Ayşen konuşulanları duymuştu, daha o an hazırlanmaya başladı. Gecenin bir vakti insana kapı çaldıran dert geri çevrilmezdi.

Örtüsünü dikkatlice iğneleyip masasının kenarındaki çantasını aldı. Elinden geldiği kadarını yapardı en azından. Çantayı kontrol etti, ne kadar yeterli olurdu bilemedi. "Geldim abi." dedi kendini bekleyen adama selam verirken.

Karanlığa eşlik eden soğuk iliklerine işlerken hepsinin aklında tek şey vardı. Ayşen yeni mezun olmuştu ama tecrübesiz değildi. Becerikli bir hemşireydi. Yaşlı adamın anlattıklarından oğlunun yarasını ailesinden gizlediğini anlamıştı. Belki anlatsa şimdi böyle olmazdı, sorumsuzluğuna kızsa da ses etmedi. Bunun sırası değildi.

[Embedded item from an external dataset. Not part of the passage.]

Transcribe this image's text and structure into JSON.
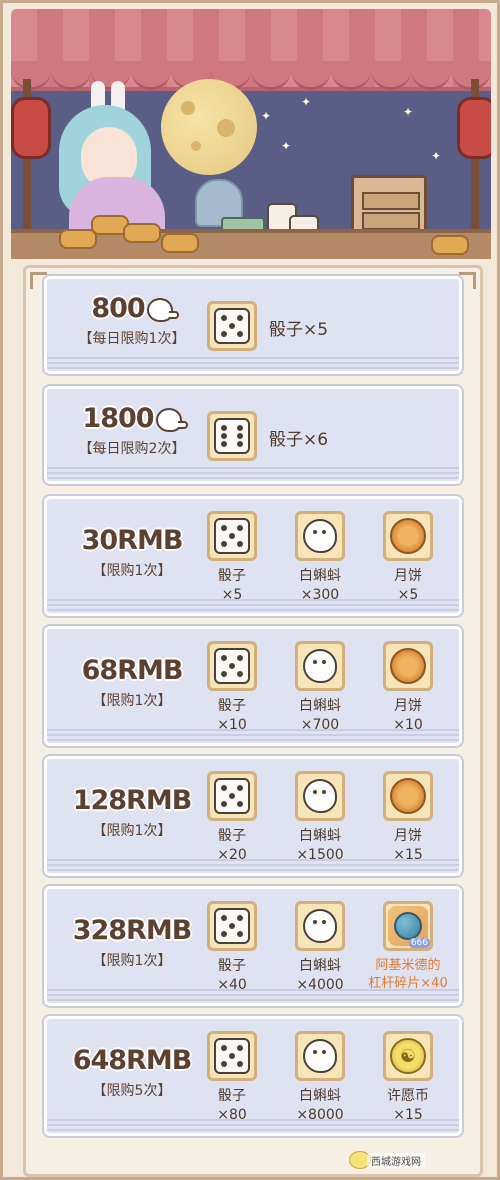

Eve girdiklerinde genç adamı sobanın yanı başındaki sedirde yatarken buldular. Fatma Hanım ise  oğlunun başına sirkeli bez koyuyordu o sıra. Ayşen'in geldiğini görünce yanına vardı hemen: "Ahmet'im ateşler içinde yanıyor Ayşen kızım, karnında da sarılı bir yara var. Bezde de kan lekesi..." derken göz yaşı döküyordu.

Ağlamaktan konuşamayan eşini uyardı Halil Efendi, "Bırak da kız yardım etsin hanım, engel olma."dedi.

Alnındaki bezi başından alıp kovaya bıraktı Ayşen. Hemen peşine boncuk boncuk terler birikti gergin alnında adamın. Çantasından dereceye çıkardı, dudaklarının arasına yerleştirdi. Endişeyle adamın yüzüne baktı, epey terliyordu. Muhtemelen yarası enfeksiyon kapmıştı.

Anne ve babasını endişelendirmemek için abisine seslendi. Adamın ateşi 40'a geliyordu, havale geçirmek üzereydi. Üzerindeki battaniyeyi, yorganı çekti hemen. Titreyen bedeni gördüğünde engel olmaya çalıştı, dikişleri açılabilirdi.

"Abi tut, yarasına bakmak lazım. Kazağını çıkaralım ateşi çok." dedi Ayşen. Kemal, Ahmet'in üzerindeki kazağı çıkardı dikkatlice. Ahmet'in yüksek ateşten dolayı bilinci yerinde değildi, titriyordu.

"Doktor lazım, bendeki ilaç yeterli gelmez." dedi Ayşen abisine. Adamın elinden gelen bir şey olsa onlara gelmeyeceği de aşikardı.